The difficulty parents face in advocating more lax attitudes towards children with nits, is that the parents have no concomitant guarantee from school administrators that those admitted children will truly be lice-free. Indeed, admitting children with nits increases the difficulty in identifying actively infested students (see Criteria to infer infestation above). In contrast to diseases such as measles or influenza, pediculosis does not inherently prevent school attendance. The financial incentive for schools, therefore, is to minimize expenditures on lice control and screening programs because (absent a no-nit policy) they have little effect on attendance. This is a formula for maximizing lice infestation within the student body, not minimizing it. Thus, while the no-nit policy may be seen as off-loading school nurse responsibilities to parents, it is perhaps more correctly viewed as imposing parental priorities on school administrators.

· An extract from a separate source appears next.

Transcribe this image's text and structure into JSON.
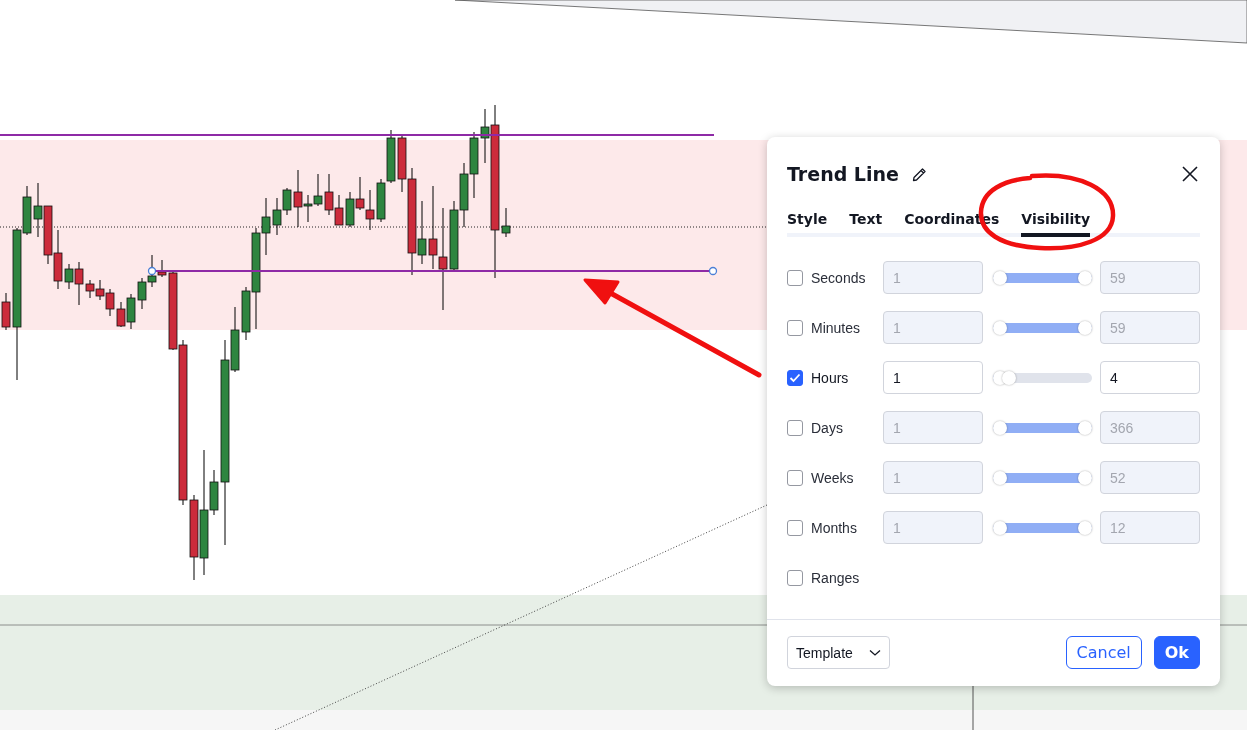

In the absence of such policies, school and parental priorities with respect to lice are inherently at odds. The parents wish to minimize lice transmission. In contrast, schools wish to maximize attendance, which is largely unaffected by lice transmission. Barring return of children until nits are removed has the effect of transforming the pediculosis "problem" for which schools have no inherent incentive to solve, into an attendance "problem" for which schools have a direct financial interest. Unfortunately, the solution advocated by many to this attendance "problem" is to simply remove the no-nit policy, leaving the inherent conflict between parents and school administrators unaddressed.

===The no-lice policy===
The no-lice policy bars readmission of students with crawling lice, but are indifferent to the presence of eggs and nits. These policies are advocated by a number of government agencies, but As of 2008, no data on the overall prevalence of no-lice policies exists. In Australia, the National Health and Medical Research Council states that treated children can return with nits so long as they are lice-free. Similarly, the California Department of Public Health advocates a policy that permits students to return to school with nits Although this has not stopped the Beverly Hills school district from reintroducing a no-nit policy.

==History==

In 1902, Lina Struthers was appointed on an experimental basis, as a member of the relatively recently recognized profession of professional nurses. Pioneers of the profession became the first public health policy and health communication experts, serving to promote public understanding of disease prevention, which became critical after a smallpox outbreak in New York City caused widespread public panic and school absenteeism. Within one month Struthers had reduced absenteeism by a factor of 10.

Struthers recommended the best treatments of her time for head lice, which included kerosene and "precipitating ointment," a mercury salt. Reminding the reader that these treatments weren't very reliable, she advocated shaving the head or, in the case of older girls with long hair who would generally refuse this, manually removing the nits as a second-line treatment.

Lindane was approved in 1981 for the treatment of head lice. There were significant health risks associated with the drug; however, it remains an effective second-line treatment. The Over-the-Counter approval of Nix Permethrin 1% topical lotion in 1990 and subsequent marketing approval in 1996 for prophylaxis provided a new way to combat lice. Resistance has occurred with these treatments that may necessitate protracted courses of treatment with multiple drugs.